Let $X$ be a random variable having a normal density and consider the random variable $Y = e^X$. Then $Y$ has a log normal density. Find this density of $Y$.
If $Z$ is the standard normal distribution and $X$ has $\mu$ and $\sigma$:
$P(Y \leq y) = P(X\leq lny)=P(Z \leq \frac{lny-\mu}{\sigma})=F_Z(\frac{lny-\mu}{\sigma})$
Where $F_Z$ is the cumulative distribution function for the standard normal distribution.
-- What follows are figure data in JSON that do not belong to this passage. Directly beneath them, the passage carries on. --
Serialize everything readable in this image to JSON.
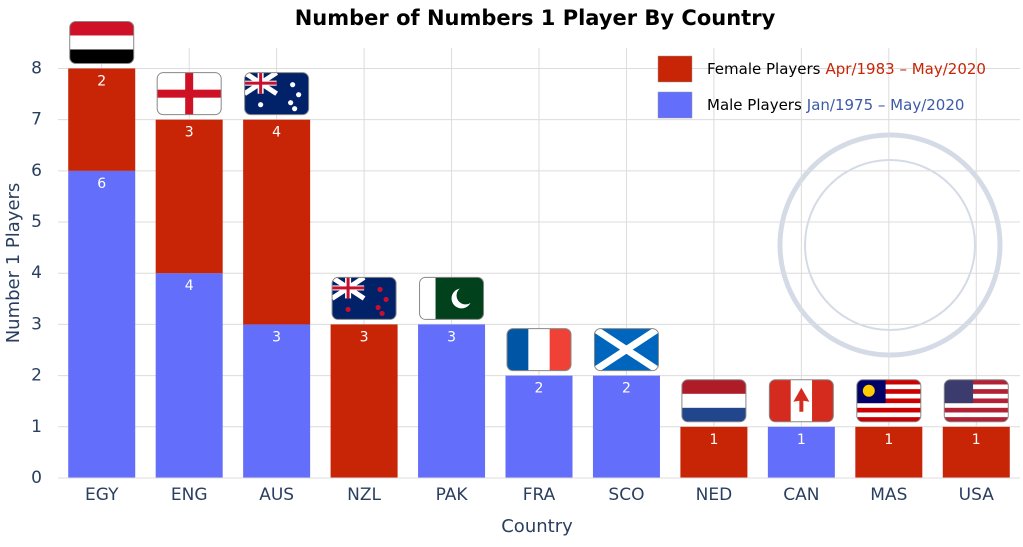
{
  "chart_data": {
    "type": "stacked-bar",
    "title": "Number of Numbers 1 Player By Country",
    "x_label": "Country",
    "y_label": "Number 1 Players",
    "categories": [
      "EGY",
      "ENG",
      "AUS",
      "NZL",
      "PAK",
      "FRA",
      "SCO",
      "NED",
      "CAN",
      "MAS",
      "USA"
    ],
    "series": [
      {
        "name": "Female Players",
        "period": "Apr/1983 – May/2020",
        "color": "#c82406",
        "period_color": "#c82406",
        "values": [
          2,
          3,
          4,
          3,
          null,
          null,
          null,
          1,
          null,
          1,
          1
        ]
      },
      {
        "name": "Male Players",
        "period": "Jan/1975 – May/2020",
        "color": "#636efa",
        "period_color": "#3c5aa8",
        "values": [
          6,
          4,
          3,
          null,
          3,
          2,
          2,
          null,
          1,
          null,
          null
        ]
      }
    ],
    "ylim": [
      0,
      8.4
    ],
    "yticks": [
      0,
      1,
      2,
      3,
      4,
      5,
      6,
      7,
      8
    ],
    "grid": true,
    "legend": "top-right"
  }
}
However, the solution has:
$F_Y(y)=\frac{1}{\sqrt{2\pi y}}e^{-\frac{log^2y}{2}}$ for y > 0
I'm not sure if I did something wrong but from my research it seems like the standard normal distribution is difficult to integrate from its PDF. If my answer is correct, I'm not sure how to arrive at the $F_Y$ in the actual solution from $F_Z$
Edit: Per the comment below I should be solving for the probability density, not the CDF:
$$f_Y(y)=\frac{dF_Z(\frac{lny-\mu}{\sigma})}{dy}=f_Z(\frac{lny-\mu}{\sigma})\frac{1}{y\sigma}$$ $$f_Y(y)=\frac{1}{y\sigma\sqrt{2\pi}}e^{-(\frac{lny-\mu}{\sigma})^2/2}$$
This still doesn't match the solution?